In announcing their withdrawal of these products, all six of the big state-owned banks made reference to the “People’s Bank of China Notice Concerning Strengthening Deposit Rate Management” (中国人民银行关于加强存款利率管理的通知) issued by the Chinese central bank in March 2020.

The Notice categorises graded interest deposit products as “non-compliant,” and introduces stricter provisions for the management of interest rates offered by banks.

“Graded interest” deposit products are fixed-term deposits that permit withdrawal in advance, and provide different interest rates depending upon the time of withdrawal.

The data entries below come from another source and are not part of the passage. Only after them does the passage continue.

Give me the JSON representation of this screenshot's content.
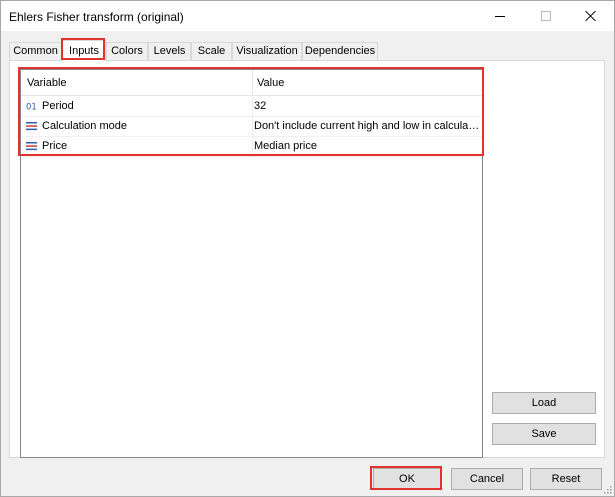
{
  "window": {
    "title": "Ehlers Fisher transform (original)"
  },
  "tabs": [
    {
      "label": "Common"
    },
    {
      "label": "Inputs"
    },
    {
      "label": "Colors"
    },
    {
      "label": "Levels"
    },
    {
      "label": "Scale"
    },
    {
      "label": "Visualization"
    },
    {
      "label": "Dependencies"
    }
  ],
  "active_tab": "Inputs",
  "grid": {
    "headers": {
      "variable": "Variable",
      "value": "Value"
    },
    "rows": [
      {
        "icon": "integer-icon",
        "name": "Period",
        "value": "32"
      },
      {
        "icon": "enum-list-icon",
        "name": "Calculation mode",
        "value": "Don't include current high and low in calculat..."
      },
      {
        "icon": "enum-list-icon",
        "name": "Price",
        "value": "Median price"
      }
    ]
  },
  "side_buttons": {
    "load": "Load",
    "save": "Save"
  },
  "bottom_buttons": {
    "ok": "OK",
    "cancel": "Cancel",
    "reset": "Reset"
  },
  "colors": {
    "highlight": "#e0322f",
    "enum_icon_blue": "#2b5fb3",
    "enum_icon_red": "#d23c2f"
  },
  "icon_glyphs": {
    "integer": "01"
  }
}
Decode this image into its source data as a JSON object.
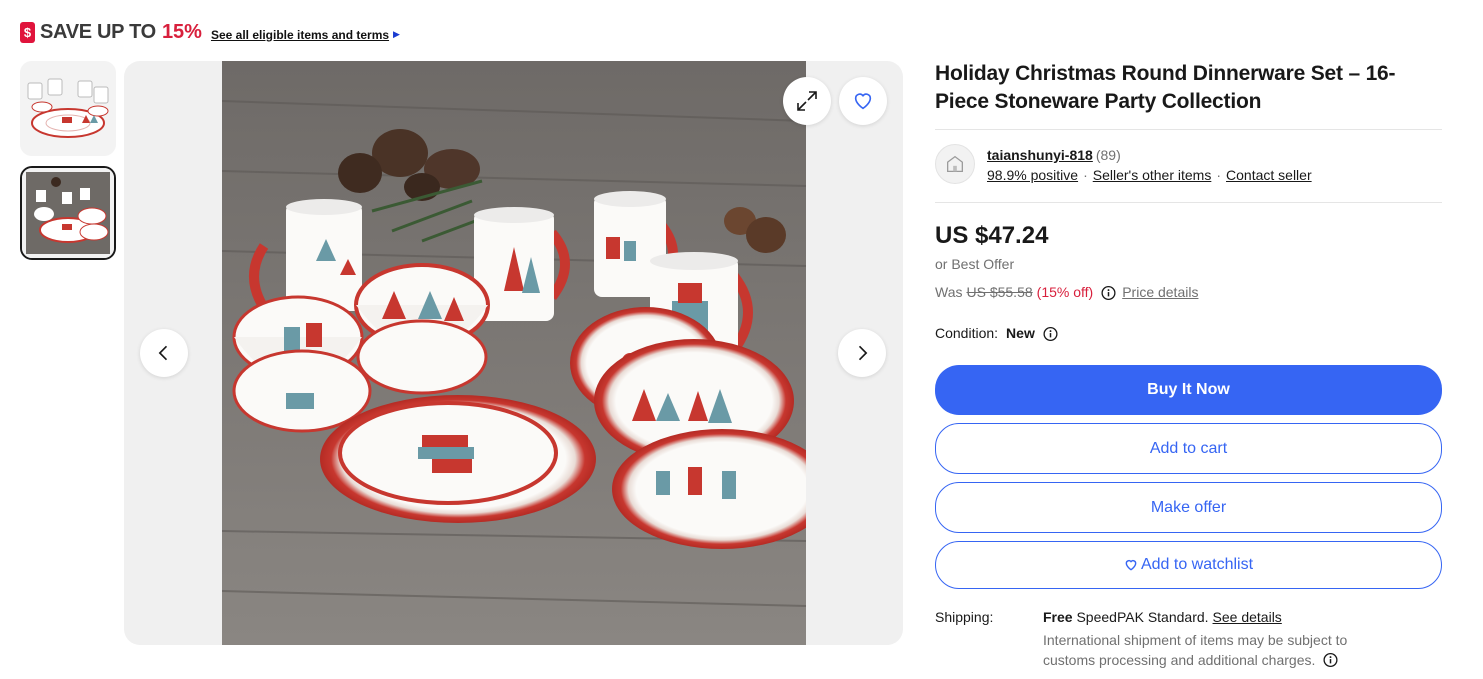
{
  "promo": {
    "text": "SAVE UP TO",
    "percent": "15%",
    "link": "See all eligible items and terms",
    "tag_symbol": "$"
  },
  "listing": {
    "title": "Holiday Christmas Round Dinnerware Set – 16-Piece Stoneware Party Collection"
  },
  "seller": {
    "name": "taianshunyi-818",
    "feedback_count": "(89)",
    "positive": "98.9% positive",
    "other_items": "Seller's other items",
    "contact": "Contact seller"
  },
  "pricing": {
    "price": "US $47.24",
    "best_offer": "or Best Offer",
    "was_label": "Was",
    "was_price": "US $55.58",
    "discount": "(15% off)",
    "price_details": "Price details"
  },
  "condition": {
    "label": "Condition:",
    "value": "New"
  },
  "actions": {
    "buy_now": "Buy It Now",
    "add_to_cart": "Add to cart",
    "make_offer": "Make offer",
    "watchlist": "Add to watchlist"
  },
  "shipping": {
    "label": "Shipping:",
    "free": "Free",
    "service": "SpeedPAK Standard.",
    "see_details": "See details",
    "note": "International shipment of items may be subject to customs processing and additional charges."
  },
  "gallery": {
    "thumbnail_count": 2,
    "selected_thumbnail": 2
  },
  "colors": {
    "accent": "#3665f3",
    "sale": "#d81f3c",
    "text": "#191919",
    "muted": "#707070"
  }
}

These interest rates are calculated on the basis the number of days that funds are stowed with the deposit product. For example, customers can withdraw funds from a one-year certificate of deposit (CD) five months in advance, in order to obtain the fixed-term interest for a six month period, plus one month of interest at a separate rate.

The products have proven highly popular with Chinese customers given that they combine the flexibility of demand deposits with the higher returns of fixed-term deposits. Customers that use these products are highly sensitive to interest rate shifts, however, creating the problem of large-scale withdrawals for banks whenever interest rates posted downward adjustments.